Lighter General Tso's Chicken

Prep Time:
45 mins
Total Time:
45 mins

Save some calories and a little cash with this DIY makeover of the popular Chinese takeout meal.


  • 1 ¼ cups long-grain brown rice

  • ¼ cup cornstarch

  • 1 pound snow peas, trimmed and halved crosswise

  • 4 garlic cloves, sliced

  • 2 teaspoons fresh ginger, grated and peeled

  • 3 tablespoons light-brown sugar

  • 2 tablespoons soy sauce

  • ½ teaspoon red-pepper flakes

  • 2 large egg whites

  • Coarse salt and ground pepper

  • 1 pound boneless, skinless chicken breasts, cut into 1-inch pieces

  • 2 tablespoons vegetable oil, such as safflower


  1. Cook rice according to package instructions. Meanwhile, in a large bowl, stir together 1 tablespoon cornstarch and 1/2 cup cold water until smooth. Add snow peas, garlic, ginger, sugar, soy sauce, and red-pepper flakes; toss to combine, and set aside.

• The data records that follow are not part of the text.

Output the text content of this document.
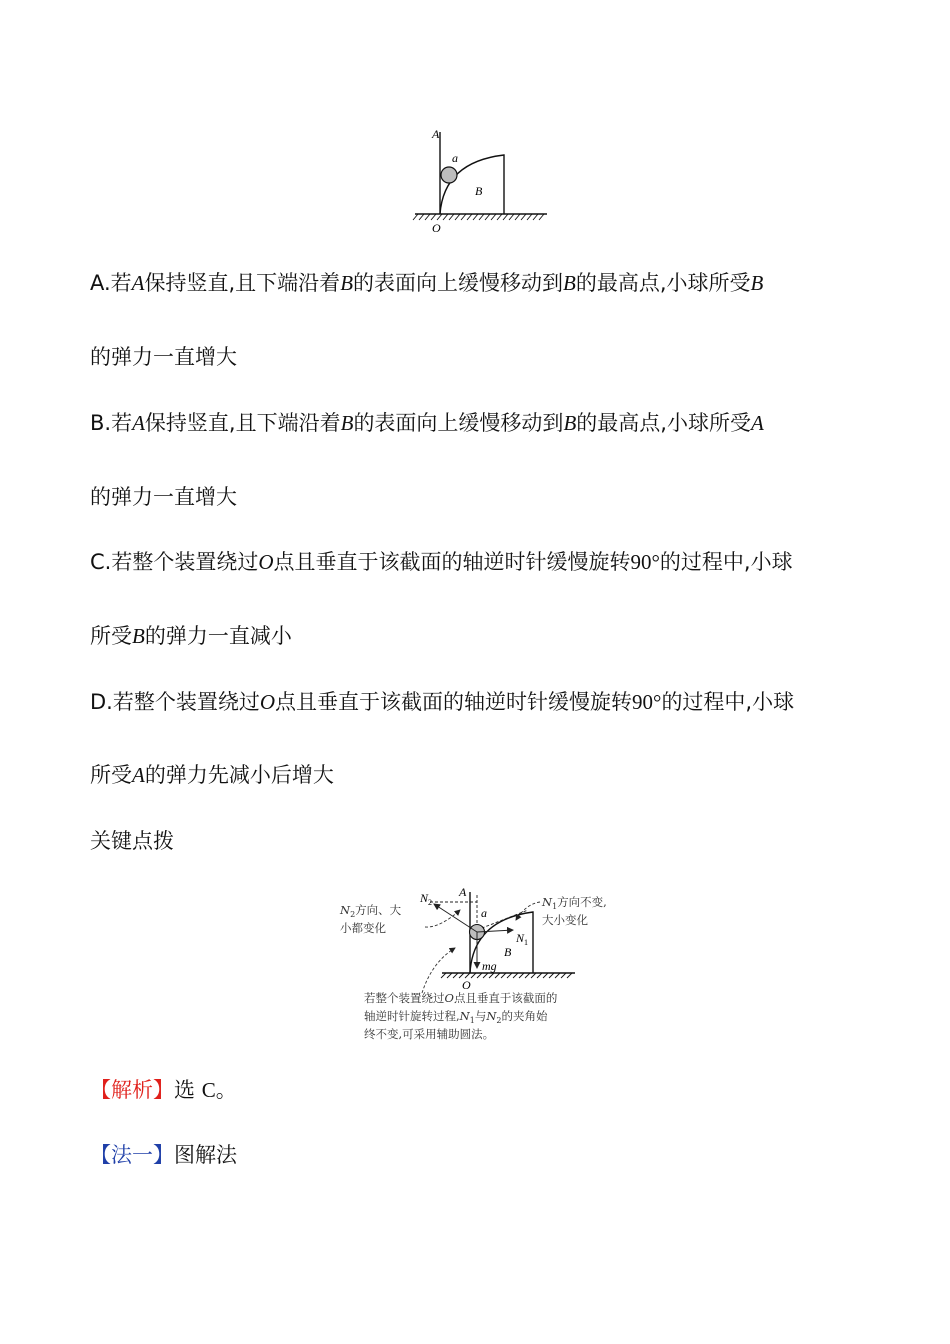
A
a
B
O
A.若A保持竖直,且下端沿着B的表面向上缓慢移动到B的最高点,小球所受B
的弹力一直增大
B.若A保持竖直,且下端沿着B的表面向上缓慢移动到B的最高点,小球所受A
的弹力一直增大
C.若整个装置绕过O点且垂直于该截面的轴逆时针缓慢旋转90°的过程中,小球
所受B的弹力一直减小
D.若整个装置绕过O点且垂直于该截面的轴逆时针缓慢旋转90°的过程中,小球
所受A的弹力先减小后增大
关键点拨
$N_2$
A
a
$N_1$
B
mg
O
$N_2$方向、大
小都变化
$N_1$方向不变,
大小变化
若整个装置绕过O点且垂直于该截面的
轴逆时针旋转过程$,N_1$与$N_2$的夹角始
终不变,可采用辅助圆法。
【解析】选 C。
【法一】图解法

  2. In another bowl, whisk together egg whites, remaining 3 tablespoons cornstarch, 1/2 teaspoon salt, and 1/4 teaspoon pepper. Add chicken, and toss to coat.

  3. In a large nonstick skillet, heat 1 tablespoon oil over medium-high. Lift half the chicken from egg-white mixture (shaking off excess), and add to skillet. Cook, turning occasionally, until golden, 6 to 8 minutes. Transfer to a plate; repeat with remaining oil and chicken, and set aside (reserve skillet).

  4. Add snow-pea mixture to skillet. Cover; cook until snow peas are tender and sauce has thickened, 3 to 5 minutes. Return chicken to skillet (with any juices); toss to coat. Serve with rice.